How does a fixed-power design differ from standard sequential testing?
In a group sequential test or always-valid inference method, the decision to stop depends on the observed test statistic. The data you've seen determines whether you stop. Because the stopping rule is tied to the outcome, sequential corrections (alpha spending, confidence sequences) are required to maintain valid false positive rates.
A fixed-power design decouples stopping from the observed effect. You stop when the accumulated sample guarantees a target power level, not when the data looks promising. Since the stopping rule doesn't depend on the treatment effect estimate, it doesn't introduce the selection bias that causes the peeking problem. The final analysis can use a standard fixed-horizon test at the nominal significance level.
This is a genuine structural difference. Standard sequential methods solve peeking by adjusting thresholds. Fixed-power designs avoid the problem entirely by changing what you peek at.
What can you peek at during a fixed-power experiment?
The Spotify blog post on fixed-power designs explains the distinction. You can safely peek at anything that determines whether you've reached your power target: the current sample size, the observed variance of your metric, and the resulting power estimate. These quantities don't carry information about whether the treatment effect is positive or negative, so monitoring them doesn't bias the final test.
You still can't peek at the treatment effect itself, the p-value, or the confidence interval during the experiment. Those remain off-limits until the power criterion is met and the experiment stops.
In practice, this means you can build a dashboard showing "this experiment currently has 72% power and needs approximately 4 more days to reach 80%" without compromising the statistical validity of the result. Teams at Spotify get a real-time view of when their experiment will be ready for analysis, which helps with planning and bandwidth allocation across the 10,000+ experiments running annually.
When is a fixed-power design the right choice?
Fixed-power designs work best when the primary uncertainty is about variance, not about traffic.
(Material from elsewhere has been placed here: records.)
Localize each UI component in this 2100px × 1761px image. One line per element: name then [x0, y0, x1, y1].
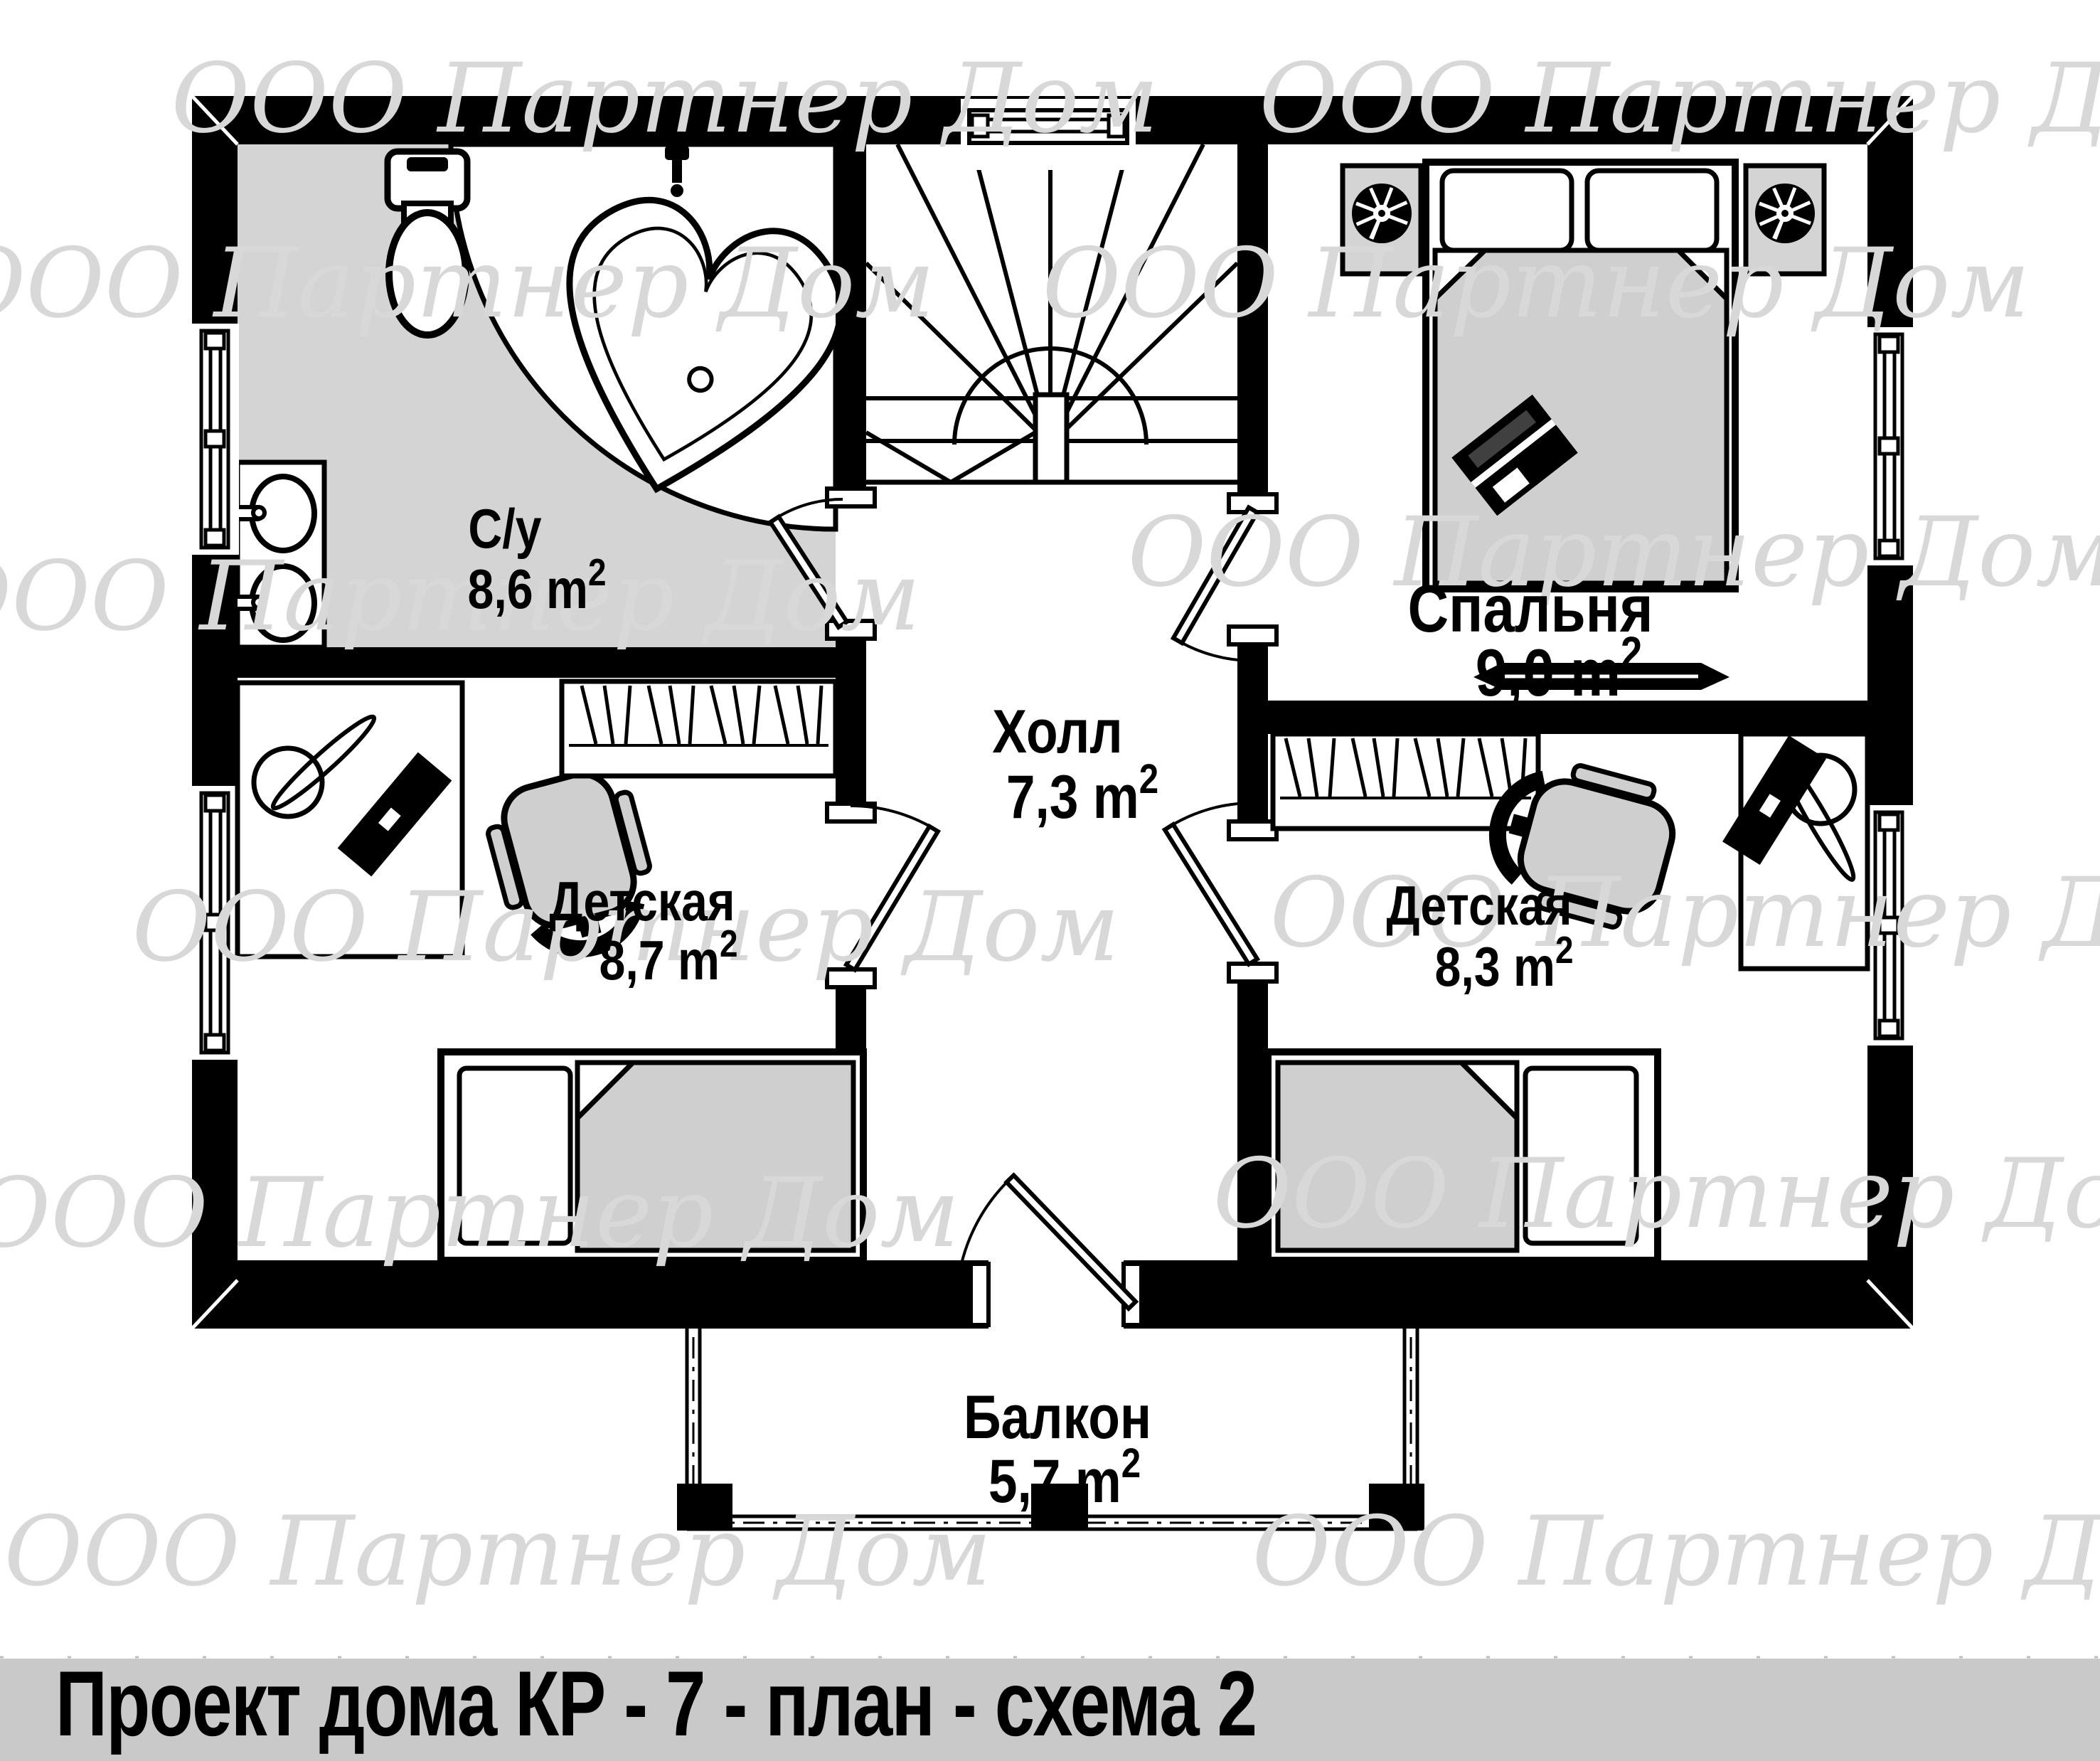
- watermark-text: ООО Партнер Дом: [1252, 1496, 2100, 1607]
- watermark-text: ООО Партнер Дом: [1213, 1138, 2100, 1250]
- watermark-text: ООО Партнер Дом: [1259, 43, 2100, 154]
- room-label-hall: Холл: [992, 697, 1122, 765]
- room-label-nursery-left: Детская: [549, 871, 735, 932]
- wardrobe-hangers-icon: [562, 681, 836, 776]
- room-area-hall: 7,3 m2: [1006, 756, 1158, 831]
- watermark-text: ООО Партнер Дом: [171, 43, 1159, 154]
- room-area-nursery-left: 8,7 m2: [599, 922, 737, 992]
- room-area-bathroom: 8,6 m2: [467, 551, 606, 621]
- watermark-text: ООО Партнер Дом: [0, 228, 934, 339]
- watermark-text: ООО Партнер Дом: [0, 1157, 959, 1269]
- watermark-text: ООО Партнер Дом: [1043, 228, 2030, 339]
- window-icon: [191, 324, 239, 555]
- title-text: Проект дома КР - 7 - план - схема 2: [55, 1651, 1256, 1755]
- watermark-text: ООО Партнер Дом: [4, 1496, 992, 1607]
- room-label-nursery-right: Детская: [1386, 875, 1572, 937]
- room-area-balcony: 5,7 m2: [988, 1440, 1141, 1515]
- room-label-bathroom: С/у: [468, 498, 541, 560]
- watermark-text: ООО Партнер Дом: [0, 541, 920, 652]
- floor-plan-page: ООО Партнер Дом ООО Партнер Дом ООО Парт…: [0, 0, 2100, 1761]
- title-bar: Проект дома КР - 7 - план - схема 2: [0, 1651, 2100, 1761]
- room-area-nursery-right: 8,3 m2: [1434, 929, 1573, 999]
- room-label-bedroom: Спальня: [1407, 572, 1653, 647]
- room-area-bedroom: 9,0 m2: [1476, 627, 1643, 711]
- floor-plan-svg: ООО Партнер Дом ООО Партнер Дом ООО Парт…: [0, 0, 2100, 1761]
If you're running an experiment on a metric whose variance you haven't observed before (a new metric, a new user segment, a recently launched feature), the required sample size is hard to estimate in advance. A fixed-power design adapts: it monitors the accumulating variance and stops when enough data has been collected to guarantee the target power, regardless of whether that takes more or less time than initially expected.
They're also useful when the cost of the experiment is proportional to its duration and you want to stop as soon as the power target is met. No overshooting.
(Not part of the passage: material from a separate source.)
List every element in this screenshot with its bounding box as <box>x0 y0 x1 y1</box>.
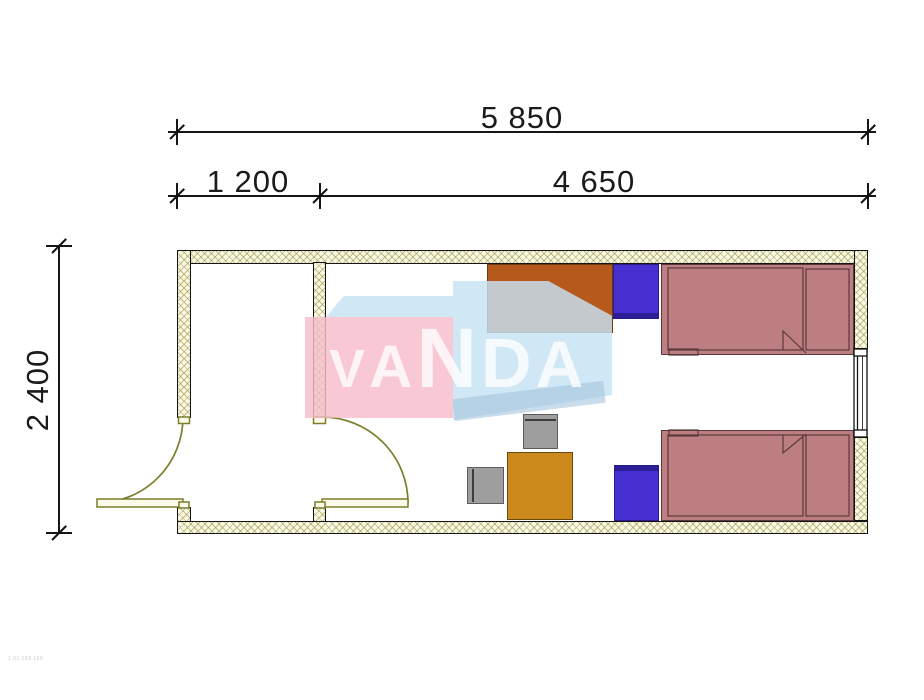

Fixed-power designs are less useful when you want the option to stop early because the effect is very large. In a GST, a large effect can be detected at the first interim analysis. In a fixed-power design, you still wait until the power criterion is satisfied, even if the evidence for the effect is already overwhelming. The two approaches optimize for different things: GSTs optimize for expected sample size given the effect, fixed-power designs optimize for guaranteed power regardless of the effect.
How does this connect to precision-based designs?
The fixed-power design is one of two precision-based stopping rules proposed in the same paper. The other is a fixed-width confidence interval design, which stops when the confidence interval around the treatment effect is narrow enough (i.e., precise enough) to be useful for decision-making, regardless of whether it contains zero.
Both share the same principle: the stopping rule is a function of precision (sample size, variance), not of the observed effect. Both allow peeking at precision metrics without sequential corrections. Confidence supports fixed-power designs as part of its sequential testing toolkit, giving teams an alternative when the standard GST or always-valid inference framework isn't the best fit.